The Danger in Being “Ministerial”
When I saw a headline on The Wild Hunt, Wiccan Minister Kathryn Jones to Run for Office in Pennsylvania, it stopped me in my tracks. Not because Ms. Jones is running for office, but the use of the term minister.
Immediately I thought of John Michael Greers recent column in Witches & Pagans 28, A Bad Case of Methodist Envy: Copying Christian Models of Clergy is a Pagan Dead End. Geer rightly points out that todays concept of clergy is quite different from the Pagan past:
There were no seminaries or divinity schools for [ancient] Greek priests and priestesses, and the thought of asking a priest of priestess for moral of spiritual counseling would have seemed absurd to the ancient Greeks you went to a philosopher for that, for Apollos sake! Nor, for that matter, did they perform wedding ceremonies. . . . [in Egypt] being a priest or priestess was a career, one of the professions open to the literate . . . . this kind of priesthood included few or no pastoral functions as we know them.

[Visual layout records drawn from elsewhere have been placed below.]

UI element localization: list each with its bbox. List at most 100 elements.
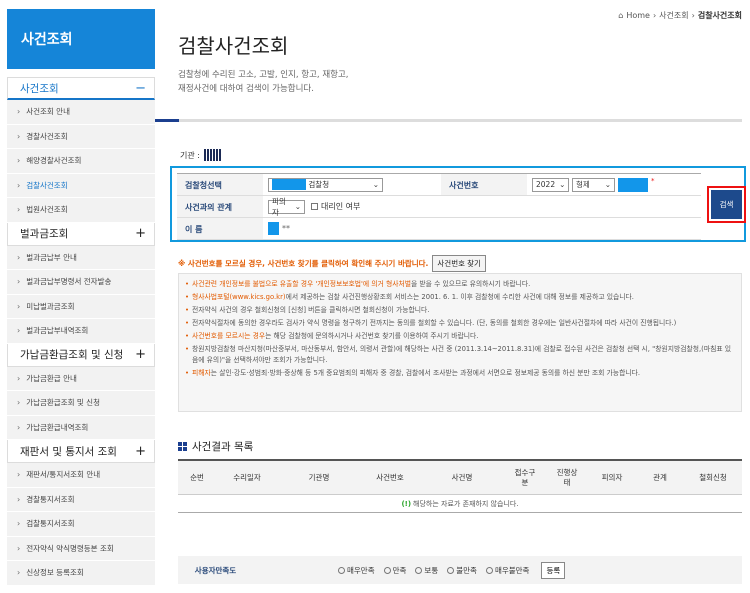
search-button-highlight: 검색 <box>707 186 746 223</box>
expand-icon[interactable]: + <box>135 445 146 458</box>
page-title: 검찰사건조회 <box>178 34 289 58</box>
sidebar-item[interactable]: › 재판서/통지서조회 안내 <box>7 463 155 488</box>
info-body: 을 받을 수 있으므로 유의하시기 바랍니다. <box>410 280 531 288</box>
chevron-right-icon: › <box>17 131 21 141</box>
chevron-right-icon: › <box>17 156 21 166</box>
bullet-icon: • <box>185 332 190 340</box>
satisfaction-label: 사용자만족도 <box>194 565 237 575</box>
sidebar-item[interactable]: › 벌과금납부명령서 전자발송 <box>7 270 155 295</box>
column-header: 피의자 <box>601 472 623 482</box>
results-title: 사건결과 목록 <box>192 441 254 453</box>
chevron-down-icon: ⌄ <box>372 180 379 189</box>
sidebar-item[interactable]: › 검찰통지서조회 <box>7 512 155 537</box>
expand-icon[interactable]: + <box>135 227 146 240</box>
radio-circle-icon[interactable] <box>447 566 455 574</box>
agency-logo-icon <box>203 149 221 161</box>
column-header: 철회신청 <box>699 472 727 482</box>
sidebar-menu: 사건조회 − › 사건조회 안내 › 경찰사건조회 › 해양경찰사건조회 › 검찰사건조회 › 법원사… <box>7 77 155 586</box>
satisfaction-radio[interactable]: 보통 <box>415 565 438 576</box>
sidebar-item[interactable]: › 신상정보 등록조회 <box>7 561 155 586</box>
sidebar-item-label: 가납금환급내역조회 <box>26 422 89 432</box>
chevron-right-icon: › <box>17 470 21 480</box>
satisfaction-submit-button[interactable]: 등록 <box>541 561 566 579</box>
expand-icon[interactable]: + <box>135 348 146 361</box>
sidebar-item[interactable]: › 전자약식 약식명령등본 조회 <box>7 536 155 561</box>
relation-select[interactable]: 피의자 ⌄ <box>268 197 305 217</box>
year-select[interactable]: 2022 ⌄ <box>532 177 569 192</box>
page-description: 검찰청에 수리된 고소, 고발, 인지, 항고, 재항고, 재정사건에 대하여 … <box>178 68 478 96</box>
office-select[interactable]: 검찰청 ⌄ <box>268 177 383 192</box>
sidebar-item[interactable]: › 해양경찰사건조회 <box>7 149 155 174</box>
satisfaction-radio[interactable]: 매우불만족 <box>485 565 529 576</box>
radio-circle-icon[interactable] <box>338 566 345 574</box>
bullet-icon: • <box>185 369 190 377</box>
case-type-select[interactable]: 형제 ⌄ <box>572 177 615 192</box>
sidebar-item-label: 벌과금납부명령서 전자발송 <box>26 277 112 287</box>
office-value: 검찰청 <box>308 179 330 189</box>
info-text: 형사사법포털(www.kics.go.kr)에서 제공하는 검찰 사건진행상황조… <box>192 292 634 303</box>
sidebar-group[interactable]: 벌과금조회 + <box>7 222 155 246</box>
sidebar-group[interactable]: 사건조회 − <box>7 77 155 100</box>
column-header: 사건명 <box>451 472 473 482</box>
sidebar-item-label: 가납금환급 안내 <box>26 373 77 383</box>
sidebar-item[interactable]: › 검찰사건조회 <box>7 173 155 198</box>
info-item: • 창원지방검찰청 마산지청(마산중부서, 마산동부서, 함안서, 의령서 관할)… <box>185 344 735 366</box>
radio-circle-icon[interactable] <box>415 566 423 574</box>
radio-circle-icon[interactable] <box>383 566 391 574</box>
radio-circle-icon[interactable] <box>485 566 493 574</box>
chevron-right-icon: › <box>17 568 21 578</box>
sidebar-item[interactable]: › 가납금환급내역조회 <box>7 415 155 440</box>
sidebar-item[interactable]: › 법원사건조회 <box>7 198 155 223</box>
info-highlight: 형사사법포털(www.kics.go.kr) <box>192 293 286 301</box>
results-header: 사건결과 목록 <box>178 439 253 454</box>
sidebar-item-label: 경찰통지서조회 <box>26 494 75 504</box>
column-header: 순번 <box>190 472 204 482</box>
name-input[interactable] <box>268 222 279 235</box>
info-item: • 전자약식절차에 동의한 경우라도 검사가 약식 명령을 청구하기 전까지는 동… <box>185 318 735 329</box>
sidebar-item[interactable]: › 가납금환급 안내 <box>7 366 155 391</box>
sidebar-item[interactable]: › 사건조회 안내 <box>7 100 155 125</box>
results-table: 순번 수리일자 기관명 사건번호 사건명 접수구분 진행상태 피의자 관계 철회신청 (!) 해당… <box>178 459 742 513</box>
table-header: 순번 수리일자 기관명 사건번호 사건명 접수구분 진행상태 피의자 관계 철회신청 <box>178 461 742 495</box>
sidebar-item-label: 신상정보 등록조회 <box>26 568 84 578</box>
proxy-checkbox[interactable] <box>311 203 318 210</box>
agency-label: 기관 : <box>180 150 200 160</box>
sidebar-item-label: 경찰사건조회 <box>26 131 68 141</box>
chevron-down-icon: ⌄ <box>604 180 611 189</box>
satisfaction-radio[interactable]: 불만족 <box>447 565 477 576</box>
satisfaction-radio[interactable]: 만족 <box>383 565 406 576</box>
home-icon[interactable]: ⌂ <box>618 11 623 20</box>
sidebar-item[interactable]: › 경찰통지서조회 <box>7 487 155 512</box>
info-highlight: 사건관련 개인정보를 불법으로 유출할 경우 '개인정보보호법'에 의거 형사처… <box>192 280 411 288</box>
sidebar-item[interactable]: › 미납벌과금조회 <box>7 294 155 319</box>
case-number-find-button[interactable]: 사건번호 찾기 <box>432 255 486 272</box>
column-header: 관계 <box>653 472 667 482</box>
sidebar-item[interactable]: › 벌과금납부 안내 <box>7 245 155 270</box>
agency-row: 기관 : <box>180 149 221 161</box>
breadcrumb-mid[interactable]: 사건조회 <box>659 10 688 21</box>
satisfaction-option-label: 매우만족 <box>347 565 375 575</box>
info-body: 는 해당 검찰청에 문의하시거나 사건번호 찾기를 이용하여 주시기 바랍니다. <box>265 332 479 340</box>
breadcrumb-home[interactable]: Home <box>626 11 650 20</box>
collapse-icon[interactable]: − <box>135 82 146 95</box>
info-item: • 피해자는 살인·강도·성범죄·방화·중상해 등 5개 중요범죄의 피해자 중 … <box>185 368 735 379</box>
bullet-icon: • <box>185 280 190 288</box>
sidebar-group[interactable]: 가납금환급조회 및 신청 + <box>7 343 155 367</box>
info-text: 사건관련 개인정보를 불법으로 유출할 경우 '개인정보보호법'에 의거 형사처… <box>192 279 530 290</box>
notice-text: ※ 사건번호를 모르실 경우, 사건번호 찾기를 클릭하여 확인해 주시기 바랍… <box>178 259 429 268</box>
search-button[interactable]: 검색 <box>711 190 742 219</box>
sidebar-group[interactable]: 재판서 및 통지서 조회 + <box>7 440 155 463</box>
sidebar-item[interactable]: › 가납금환급조회 및 신청 <box>7 391 155 416</box>
bullet-icon: • <box>185 306 190 314</box>
sidebar-group-label: 사건조회 <box>20 82 59 95</box>
column-header: 사건번호 <box>376 472 404 482</box>
chevron-right-icon: › <box>17 543 21 553</box>
satisfaction-radio[interactable]: 매우만족 <box>338 565 375 576</box>
notice-row: ※ 사건번호를 모르실 경우, 사건번호 찾기를 클릭하여 확인해 주시기 바랍… <box>178 255 486 272</box>
info-body: 에서 제공하는 검찰 사건진행상황조회 서비스는 2001. 6. 1. 이후 … <box>285 293 634 301</box>
sidebar-item[interactable]: › 경찰사건조회 <box>7 124 155 149</box>
sidebar-item[interactable]: › 벌과금납부내역조회 <box>7 319 155 344</box>
relation-value: 피의자 <box>272 196 286 217</box>
case-number-input[interactable] <box>618 177 648 192</box>
chevron-right-icon: › <box>17 422 21 432</box>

The essence of priest/esshood is the relationship with the deity. You maintain a shrine, hold ceremonies, and otherwise put people into their own relationships with the deity. You may serve as a conduit of power even today at some Japanese Shinto shrines (perhaps the nearest thing to Classical Paganism in a functional way), you can pay a small fee to have your new Toyota blessed by a priest.